The committee was in turmoil from the start of the current Congress in January 2005 through last May, when it finally announced a number of investigations.

Bitter partisan arguments broke out in early 2005 when Hastert, at the request of former Majority Leader Tom DeLay, replaced Republicans on the committee who had voted for reports critical of DeLay’s conduct.

Then Hastert’s hand-picked chairman, Rep. Doc Hastings, R-Wash., and the committee’s top Democrat, Rep. Alan Mollohan, of West Virginia, argued to a stalemate over staff and rules for investigations.

It was only after Mollohan – under his own ethics cloud involving business deals – stepped down from the committee that the partisan squabbles ended. Berman took over as ranking Democrat and established a good working relationship with Hastings.

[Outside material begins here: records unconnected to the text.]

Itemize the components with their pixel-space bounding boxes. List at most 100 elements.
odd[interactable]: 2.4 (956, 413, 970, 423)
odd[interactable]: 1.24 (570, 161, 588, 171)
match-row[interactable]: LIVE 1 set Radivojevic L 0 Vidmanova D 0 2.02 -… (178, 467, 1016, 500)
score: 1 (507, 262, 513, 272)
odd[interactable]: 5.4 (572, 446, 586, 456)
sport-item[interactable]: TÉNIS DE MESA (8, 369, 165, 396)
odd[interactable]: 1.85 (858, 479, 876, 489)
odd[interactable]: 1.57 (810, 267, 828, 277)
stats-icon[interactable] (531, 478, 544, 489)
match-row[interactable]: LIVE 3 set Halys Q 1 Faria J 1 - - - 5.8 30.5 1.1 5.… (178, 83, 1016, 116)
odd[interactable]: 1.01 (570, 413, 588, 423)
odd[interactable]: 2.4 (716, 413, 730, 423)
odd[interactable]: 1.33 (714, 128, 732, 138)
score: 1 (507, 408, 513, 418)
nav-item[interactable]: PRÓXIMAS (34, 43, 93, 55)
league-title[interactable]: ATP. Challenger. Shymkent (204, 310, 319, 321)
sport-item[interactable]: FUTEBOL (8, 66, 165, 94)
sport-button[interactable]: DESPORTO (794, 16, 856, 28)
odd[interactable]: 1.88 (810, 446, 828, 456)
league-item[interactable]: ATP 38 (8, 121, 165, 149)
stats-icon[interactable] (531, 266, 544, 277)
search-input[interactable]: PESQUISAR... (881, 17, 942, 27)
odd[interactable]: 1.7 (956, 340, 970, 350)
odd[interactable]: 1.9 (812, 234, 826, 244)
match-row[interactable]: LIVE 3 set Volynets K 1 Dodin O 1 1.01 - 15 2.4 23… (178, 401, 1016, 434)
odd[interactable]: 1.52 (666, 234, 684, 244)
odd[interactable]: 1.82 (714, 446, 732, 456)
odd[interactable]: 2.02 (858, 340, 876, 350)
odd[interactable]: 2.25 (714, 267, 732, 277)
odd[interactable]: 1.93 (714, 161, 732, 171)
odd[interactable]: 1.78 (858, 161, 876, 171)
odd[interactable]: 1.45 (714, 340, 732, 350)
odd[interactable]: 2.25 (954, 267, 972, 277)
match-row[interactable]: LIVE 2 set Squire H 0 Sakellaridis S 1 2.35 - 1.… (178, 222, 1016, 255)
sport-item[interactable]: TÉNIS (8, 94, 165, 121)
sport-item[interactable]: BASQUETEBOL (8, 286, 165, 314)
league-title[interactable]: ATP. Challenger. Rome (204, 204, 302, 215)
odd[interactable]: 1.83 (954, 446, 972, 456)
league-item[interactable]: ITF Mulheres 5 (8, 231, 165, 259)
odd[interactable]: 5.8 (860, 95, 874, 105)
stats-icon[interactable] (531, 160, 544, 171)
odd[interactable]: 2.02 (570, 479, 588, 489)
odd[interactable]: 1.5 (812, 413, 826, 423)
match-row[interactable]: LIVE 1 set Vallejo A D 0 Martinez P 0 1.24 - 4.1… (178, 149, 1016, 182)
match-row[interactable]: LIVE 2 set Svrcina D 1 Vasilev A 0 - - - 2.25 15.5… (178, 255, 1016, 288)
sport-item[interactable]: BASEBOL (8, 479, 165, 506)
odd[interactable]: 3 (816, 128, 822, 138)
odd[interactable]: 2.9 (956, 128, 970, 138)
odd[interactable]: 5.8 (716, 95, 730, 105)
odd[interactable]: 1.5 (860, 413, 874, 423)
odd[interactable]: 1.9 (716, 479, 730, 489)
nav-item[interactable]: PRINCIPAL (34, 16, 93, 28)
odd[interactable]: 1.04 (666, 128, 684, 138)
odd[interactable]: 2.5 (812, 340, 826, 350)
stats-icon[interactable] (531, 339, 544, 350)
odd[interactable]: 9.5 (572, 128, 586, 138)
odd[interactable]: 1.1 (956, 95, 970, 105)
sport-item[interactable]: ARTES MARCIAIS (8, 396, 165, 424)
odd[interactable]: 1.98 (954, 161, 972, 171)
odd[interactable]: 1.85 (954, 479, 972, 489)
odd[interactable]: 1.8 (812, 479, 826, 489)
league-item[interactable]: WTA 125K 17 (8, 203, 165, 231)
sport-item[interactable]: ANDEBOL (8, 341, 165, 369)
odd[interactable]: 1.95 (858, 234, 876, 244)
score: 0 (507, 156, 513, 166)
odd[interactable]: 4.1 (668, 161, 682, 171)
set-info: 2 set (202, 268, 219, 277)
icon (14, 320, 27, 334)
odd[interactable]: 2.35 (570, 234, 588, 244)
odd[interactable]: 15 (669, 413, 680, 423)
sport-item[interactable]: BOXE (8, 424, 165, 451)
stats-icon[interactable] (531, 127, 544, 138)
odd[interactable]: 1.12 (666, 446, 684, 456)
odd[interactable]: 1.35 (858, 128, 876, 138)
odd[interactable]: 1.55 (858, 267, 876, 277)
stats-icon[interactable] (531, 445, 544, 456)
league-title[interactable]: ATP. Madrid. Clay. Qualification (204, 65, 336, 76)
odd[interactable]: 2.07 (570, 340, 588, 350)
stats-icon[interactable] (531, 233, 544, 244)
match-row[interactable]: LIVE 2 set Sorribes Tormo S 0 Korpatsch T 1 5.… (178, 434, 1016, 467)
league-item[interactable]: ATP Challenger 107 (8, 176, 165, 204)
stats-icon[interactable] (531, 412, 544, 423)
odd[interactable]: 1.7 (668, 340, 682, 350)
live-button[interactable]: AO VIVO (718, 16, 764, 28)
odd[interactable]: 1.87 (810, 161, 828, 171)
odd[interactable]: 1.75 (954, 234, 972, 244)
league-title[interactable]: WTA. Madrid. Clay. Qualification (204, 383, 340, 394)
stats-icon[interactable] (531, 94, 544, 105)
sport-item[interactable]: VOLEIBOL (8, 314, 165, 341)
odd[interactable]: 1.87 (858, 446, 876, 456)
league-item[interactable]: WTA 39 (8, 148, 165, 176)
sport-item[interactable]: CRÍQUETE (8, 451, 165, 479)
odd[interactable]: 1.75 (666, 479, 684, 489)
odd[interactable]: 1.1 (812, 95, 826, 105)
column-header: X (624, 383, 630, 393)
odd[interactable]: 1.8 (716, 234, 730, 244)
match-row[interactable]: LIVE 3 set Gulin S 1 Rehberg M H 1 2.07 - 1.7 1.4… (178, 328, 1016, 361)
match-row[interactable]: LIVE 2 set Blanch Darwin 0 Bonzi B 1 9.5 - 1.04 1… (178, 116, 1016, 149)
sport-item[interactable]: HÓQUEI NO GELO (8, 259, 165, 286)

In a burst of activity last May, the two leaders announced a flurry of investigations – focusing on Rep. Bob Ney, R-Ohio, with links to convicted lobbyist Jack Abramoff, and on the Democrat at the center of a separate bribery probe, Rep. William Jefferson of Louisiana.

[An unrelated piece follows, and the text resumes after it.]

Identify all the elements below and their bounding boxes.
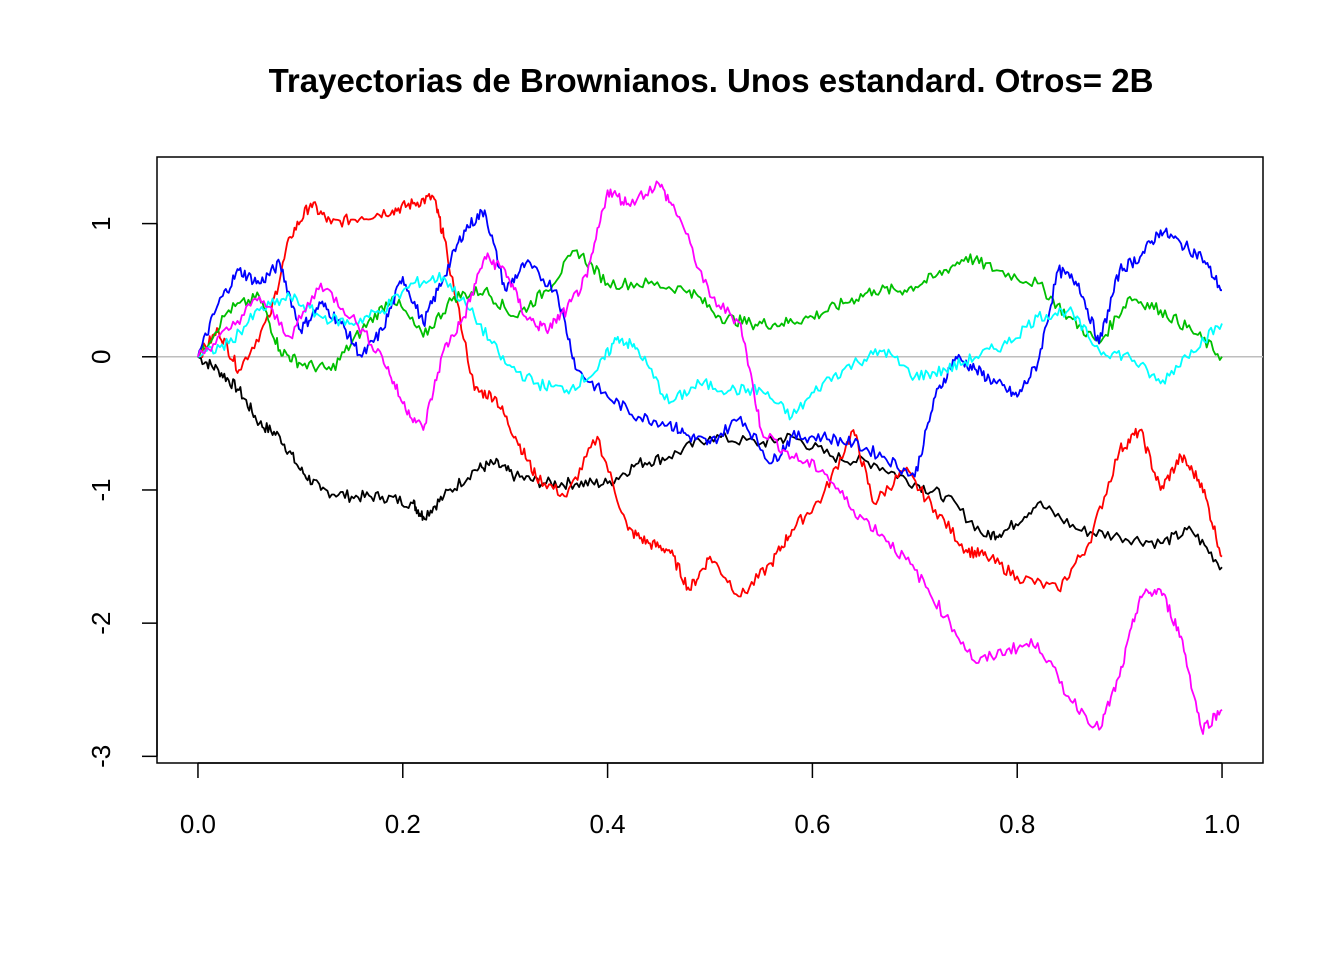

Ney agreed in September to plead guilty to two criminal charges in the congressional corruption probe spawned by disgraced lobbyist Jack Abramoff. Jefferson, also the subject of a criminal investigation by the Justice Department, has denied any wrongdoing.

The House ethics committee

Washington – Members of the House ethics committee who are on the investigative panel looking into the handling of complaints about former Rep. Mark Foley’s conduct toward pages and Internet messages to pages:

Rep. Doc Hastings, R-Wash., ethics committee chairman
Quiet almost to the point of reclusive, Hastings in February 2005 agreed to replace Rep. Joel Hefley, R-Calif., in one of the most thankless jobs in politics – ethics chairman. A former small-town paper supplier, Hastings blends into the scenery on Capitol Hill. He has never sought the microphone and media cameras in an institution where members hunger for them. As a lawmaker, his focus has been on constituent concerns: getting aid for Washington apple growers and federal cleanup money for the sprawling Hanford nuclear weapons reservation that once produced two-thirds of the nation’s plutonium.

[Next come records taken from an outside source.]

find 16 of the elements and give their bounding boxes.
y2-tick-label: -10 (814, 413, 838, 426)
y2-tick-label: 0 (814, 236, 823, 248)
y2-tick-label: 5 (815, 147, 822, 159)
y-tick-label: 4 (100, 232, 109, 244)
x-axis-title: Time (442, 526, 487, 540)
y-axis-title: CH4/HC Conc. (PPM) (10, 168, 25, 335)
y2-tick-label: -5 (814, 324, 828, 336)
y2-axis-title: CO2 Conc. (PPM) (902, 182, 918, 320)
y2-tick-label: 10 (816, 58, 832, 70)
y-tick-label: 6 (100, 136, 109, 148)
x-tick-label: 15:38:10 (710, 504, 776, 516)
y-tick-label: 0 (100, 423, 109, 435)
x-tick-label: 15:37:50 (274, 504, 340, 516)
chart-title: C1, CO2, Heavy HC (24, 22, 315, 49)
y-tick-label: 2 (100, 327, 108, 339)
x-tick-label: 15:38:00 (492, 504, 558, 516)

Rep. Howard Berman, of California, senior Democrat on the ethics committee
Berman is in his 12th term representing Los Angeles’ San Fernando Valley. Calling it an “honor I could do without,” he reluctantly moved into the top Democratic spot on the ethics committee this past spring after Rep. Alan Mollohan, of West Virginia, left the panel amid controversy over his financial dealings. A fellow Californian, House Minority Leader Nancy Pelosi, wanted Berman in the job because of his reputation as an intelligent and judicious negotiator.

Rep. Stephanie Tubbs Jones, D-Ohio
A former judge and county prosecutor from Cleveland, Jones is only Ohio’s second black member of Congress in history. An outspoken partisan, she was among the few to vote against a House resolution in 2003 supporting U.S. troops because it linked the Sept. 11 attacks to the war in Iraq. She also led an unsuccessful challenge of the 2004 presidential election results in Ohio, where a narrow victory by President Bush over Democrat John Kerry returned Bush to the White House for a second term. But she declined to speak publicly about GOP Rep. Bob Ney’s agreement last month to plead guilty to corruption charges because of the ethics committee’s own investigation of Ney.

Rep. Judy Biggert, R-Ill.
Elected to the House in 1998, Biggert has worked on several children’s issues. She has been part of the moderate GOP Tuesday Group but is conservative on many issues. She voted against creation of the Sept. 11 commission. Labor unions oppose her because of her efforts to change federal rules on workplace overtime. She helped craft the 2001 No Child Left Behind Act, which included her measure authorizing a nearly 100 percent increase in annual funding for homeless education programs.